The Supreme Court has held that because the public has an interest in judgments, they may not automatically be vacated as part of a settlement agreement. However, in exceptional circumstances, vacatur may be appropriate.
Limits on settlement after commencement of appeal
Are there any limits on settlement once an appeal has been taken?
May third parties fund appeals?
Yes. However, this is very much an evolving issue in the United States.
Disclosure of litigation funding
If litigation funding is permitted in an appeal, must funding sources be disclosed to the court or other parties to the litigation?
Funding sources do not typically need to be disclosed on appeal; however, this is very much an evolving area of law in the United States.
Judgments, relief and non-parties
Must appellate courts in your country write decisions explaining their rulings? Can the courts designate the precedential effect of their decisions?
The Supreme Court writes opinions in all merits cases. It does not explain its refusal to grant petitions for discretionary review. The courts of appeals are not required to write opinions, and they may designate any opinion as for publication (precedential) or not for publication (non-precedential). In general, cases that present novel, recurring or important issues will result in published opinions, whereas routine appeals or those involving only settled issues will likely result in an unpublished disposition. If the outcome is so clear that no opinion is necessary, the court may summarily affirm (or reverse) in a brief order.
Will the appellate courts in your country consider submissions from non-parties?

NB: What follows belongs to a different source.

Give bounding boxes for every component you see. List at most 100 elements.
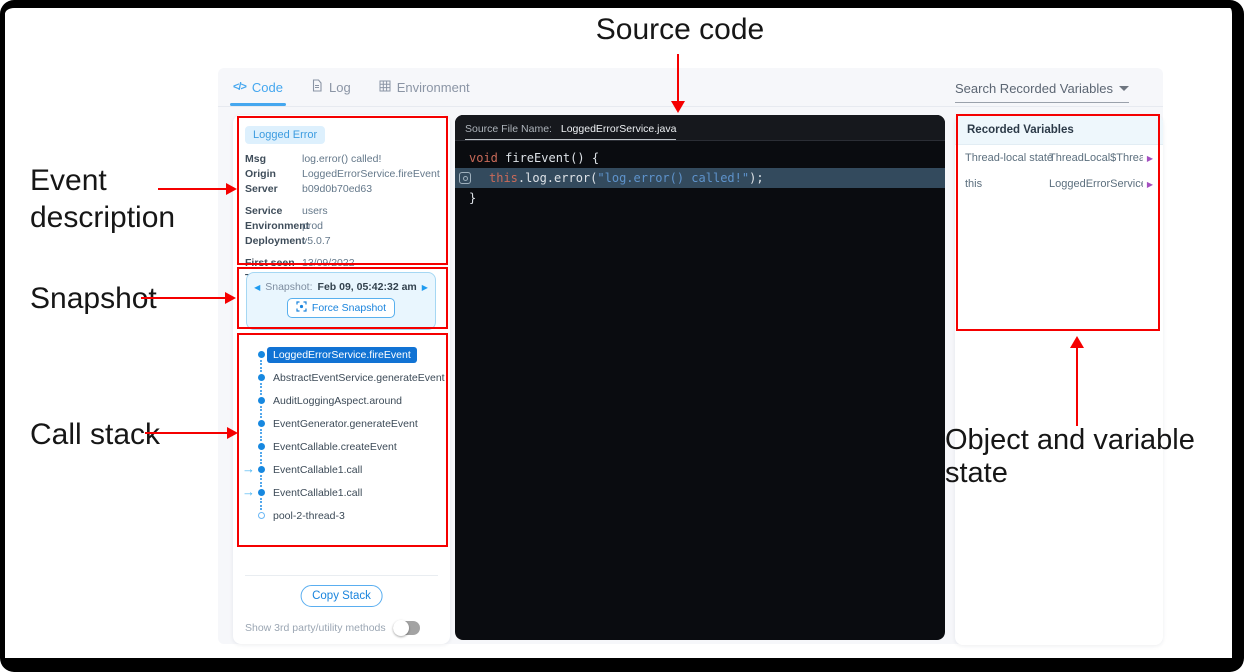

The Supreme Court and courts of appeals will consider briefs from amici curiae (friends of the court). The government may file an amicus brief in any case. Private parties must either secure the consent of the parties or leave of court in order to file an amicus brief. Amicus briefs can be quite helpful to the courts and litigants in exploring the ramifications or consequences of the issue and decision.

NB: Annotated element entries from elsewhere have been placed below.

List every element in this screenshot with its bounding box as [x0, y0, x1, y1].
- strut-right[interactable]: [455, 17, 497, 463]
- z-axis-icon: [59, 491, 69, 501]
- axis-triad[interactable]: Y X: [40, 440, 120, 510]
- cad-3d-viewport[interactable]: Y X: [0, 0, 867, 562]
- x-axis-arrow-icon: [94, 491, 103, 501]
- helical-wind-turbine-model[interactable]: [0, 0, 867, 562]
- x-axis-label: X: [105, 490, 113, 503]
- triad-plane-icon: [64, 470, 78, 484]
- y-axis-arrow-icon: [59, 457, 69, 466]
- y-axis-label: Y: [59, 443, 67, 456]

What are the ordinary forms of relief that can be rendered by an appellate court in a civil dispute?
In most civil appeals, the court of appeals can:
- affirm the judgment of the trial court;
- reverse the judgment of the trial court and direct entry of another judgment; or
- vacate the judgment of the trial court and remand for additional proceedings.
In cases involving multiple issues, the court of appeals can affirm the trial court’s decision in part and reverse in part. If a case is remanded to the trial court, it almost always goes back to the same judge unless there is clear evidence of bias or misconduct.

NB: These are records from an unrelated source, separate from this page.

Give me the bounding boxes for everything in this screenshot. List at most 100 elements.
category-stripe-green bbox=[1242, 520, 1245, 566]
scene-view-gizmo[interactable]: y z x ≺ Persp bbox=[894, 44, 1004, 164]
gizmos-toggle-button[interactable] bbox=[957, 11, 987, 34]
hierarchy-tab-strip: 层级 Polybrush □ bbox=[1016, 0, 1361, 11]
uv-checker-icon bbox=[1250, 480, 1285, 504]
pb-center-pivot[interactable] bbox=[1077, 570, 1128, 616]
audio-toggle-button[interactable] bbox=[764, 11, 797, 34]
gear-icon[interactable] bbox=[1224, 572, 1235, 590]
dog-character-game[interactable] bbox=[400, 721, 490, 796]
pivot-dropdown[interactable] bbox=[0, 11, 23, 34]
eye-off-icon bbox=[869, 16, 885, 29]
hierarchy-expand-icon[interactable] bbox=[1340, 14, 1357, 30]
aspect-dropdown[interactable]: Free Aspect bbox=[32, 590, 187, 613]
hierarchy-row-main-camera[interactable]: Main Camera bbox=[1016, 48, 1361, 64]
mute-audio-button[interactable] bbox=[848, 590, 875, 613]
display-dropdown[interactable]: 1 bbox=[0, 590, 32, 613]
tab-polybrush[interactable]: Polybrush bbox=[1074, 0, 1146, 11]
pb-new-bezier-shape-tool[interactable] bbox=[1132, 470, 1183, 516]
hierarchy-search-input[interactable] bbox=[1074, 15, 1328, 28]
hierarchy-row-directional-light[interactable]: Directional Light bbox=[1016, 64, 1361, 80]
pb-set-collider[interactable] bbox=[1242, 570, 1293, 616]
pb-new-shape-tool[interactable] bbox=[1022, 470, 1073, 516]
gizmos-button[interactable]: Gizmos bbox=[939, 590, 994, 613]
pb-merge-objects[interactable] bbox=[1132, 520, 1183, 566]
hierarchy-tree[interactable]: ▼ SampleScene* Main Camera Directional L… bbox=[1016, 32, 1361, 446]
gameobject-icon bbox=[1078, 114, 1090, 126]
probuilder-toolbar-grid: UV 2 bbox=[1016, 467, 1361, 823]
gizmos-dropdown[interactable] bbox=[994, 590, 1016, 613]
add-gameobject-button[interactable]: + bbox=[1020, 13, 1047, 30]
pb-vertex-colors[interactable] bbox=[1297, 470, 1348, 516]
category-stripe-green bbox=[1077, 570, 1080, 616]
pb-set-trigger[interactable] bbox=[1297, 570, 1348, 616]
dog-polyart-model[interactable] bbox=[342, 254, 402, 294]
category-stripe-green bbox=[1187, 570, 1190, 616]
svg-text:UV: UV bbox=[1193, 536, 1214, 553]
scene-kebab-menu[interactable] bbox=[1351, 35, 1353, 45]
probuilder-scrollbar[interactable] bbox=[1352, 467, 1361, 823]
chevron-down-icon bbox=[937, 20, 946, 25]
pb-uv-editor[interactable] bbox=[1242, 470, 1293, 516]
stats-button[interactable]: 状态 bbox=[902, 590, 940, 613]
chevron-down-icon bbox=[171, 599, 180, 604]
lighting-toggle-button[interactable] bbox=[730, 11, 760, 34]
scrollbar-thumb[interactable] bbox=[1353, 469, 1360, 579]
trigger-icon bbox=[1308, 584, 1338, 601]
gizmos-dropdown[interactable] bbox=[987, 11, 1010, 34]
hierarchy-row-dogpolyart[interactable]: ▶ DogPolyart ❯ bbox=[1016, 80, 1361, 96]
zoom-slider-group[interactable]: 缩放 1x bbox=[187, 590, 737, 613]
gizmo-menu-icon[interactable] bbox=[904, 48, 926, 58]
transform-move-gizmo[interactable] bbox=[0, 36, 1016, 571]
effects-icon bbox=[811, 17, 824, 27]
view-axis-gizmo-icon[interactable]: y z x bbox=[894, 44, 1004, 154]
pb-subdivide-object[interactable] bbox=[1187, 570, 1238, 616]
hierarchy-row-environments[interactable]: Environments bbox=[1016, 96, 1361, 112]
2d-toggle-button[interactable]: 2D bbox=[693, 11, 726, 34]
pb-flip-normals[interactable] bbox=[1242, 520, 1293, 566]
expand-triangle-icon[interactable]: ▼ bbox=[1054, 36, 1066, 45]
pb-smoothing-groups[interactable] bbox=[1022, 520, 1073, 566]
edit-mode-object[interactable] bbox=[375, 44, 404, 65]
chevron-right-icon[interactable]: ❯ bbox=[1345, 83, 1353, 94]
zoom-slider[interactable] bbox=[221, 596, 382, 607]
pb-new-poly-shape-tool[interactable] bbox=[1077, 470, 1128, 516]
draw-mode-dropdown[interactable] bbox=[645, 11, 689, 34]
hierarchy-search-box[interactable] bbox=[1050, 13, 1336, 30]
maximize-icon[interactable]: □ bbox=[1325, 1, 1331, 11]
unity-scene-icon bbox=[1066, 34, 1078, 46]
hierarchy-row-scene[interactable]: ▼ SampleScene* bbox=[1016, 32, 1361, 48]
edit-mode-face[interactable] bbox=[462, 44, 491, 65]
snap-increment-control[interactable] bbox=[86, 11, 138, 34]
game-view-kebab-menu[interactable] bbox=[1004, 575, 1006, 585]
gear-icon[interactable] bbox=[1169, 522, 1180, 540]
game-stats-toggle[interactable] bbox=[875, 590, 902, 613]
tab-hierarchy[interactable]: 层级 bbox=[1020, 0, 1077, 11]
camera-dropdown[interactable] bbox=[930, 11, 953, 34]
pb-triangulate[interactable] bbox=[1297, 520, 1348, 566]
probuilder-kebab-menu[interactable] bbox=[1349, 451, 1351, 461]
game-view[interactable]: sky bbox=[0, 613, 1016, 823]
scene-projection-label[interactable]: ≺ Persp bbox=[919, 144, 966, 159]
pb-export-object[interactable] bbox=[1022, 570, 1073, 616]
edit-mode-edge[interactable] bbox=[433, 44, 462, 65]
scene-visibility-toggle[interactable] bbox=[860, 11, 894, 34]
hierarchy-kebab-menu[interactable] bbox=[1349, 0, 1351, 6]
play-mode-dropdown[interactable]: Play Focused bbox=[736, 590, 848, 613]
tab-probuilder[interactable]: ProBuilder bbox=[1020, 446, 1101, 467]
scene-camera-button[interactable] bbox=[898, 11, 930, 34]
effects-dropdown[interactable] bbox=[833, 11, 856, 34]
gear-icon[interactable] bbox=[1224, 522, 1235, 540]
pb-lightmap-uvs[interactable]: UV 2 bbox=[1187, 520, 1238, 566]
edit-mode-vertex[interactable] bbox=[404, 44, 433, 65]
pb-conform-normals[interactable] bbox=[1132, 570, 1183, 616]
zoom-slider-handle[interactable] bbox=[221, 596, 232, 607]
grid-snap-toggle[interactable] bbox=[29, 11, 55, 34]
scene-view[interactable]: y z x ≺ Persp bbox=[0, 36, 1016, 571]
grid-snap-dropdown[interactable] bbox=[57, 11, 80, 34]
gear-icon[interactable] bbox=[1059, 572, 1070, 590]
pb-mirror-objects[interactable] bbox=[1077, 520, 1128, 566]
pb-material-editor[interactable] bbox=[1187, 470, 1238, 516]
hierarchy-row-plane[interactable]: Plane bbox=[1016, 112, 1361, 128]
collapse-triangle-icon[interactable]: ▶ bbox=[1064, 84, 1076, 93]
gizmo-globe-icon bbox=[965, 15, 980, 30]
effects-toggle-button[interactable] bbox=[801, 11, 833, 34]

* The authors would like to thank Gibson Dunn associate Katherine Golden for her assistance with this chapter.
Update and trends
Are there any current developments or emerging trends that should be noted?
As of April 2018, there were 149 vacancies for US federal judgeships, including 19 on the courts of appeals. Federal judges, who receive life tenure, must be appointed by the President with the advice and consent of the Senate.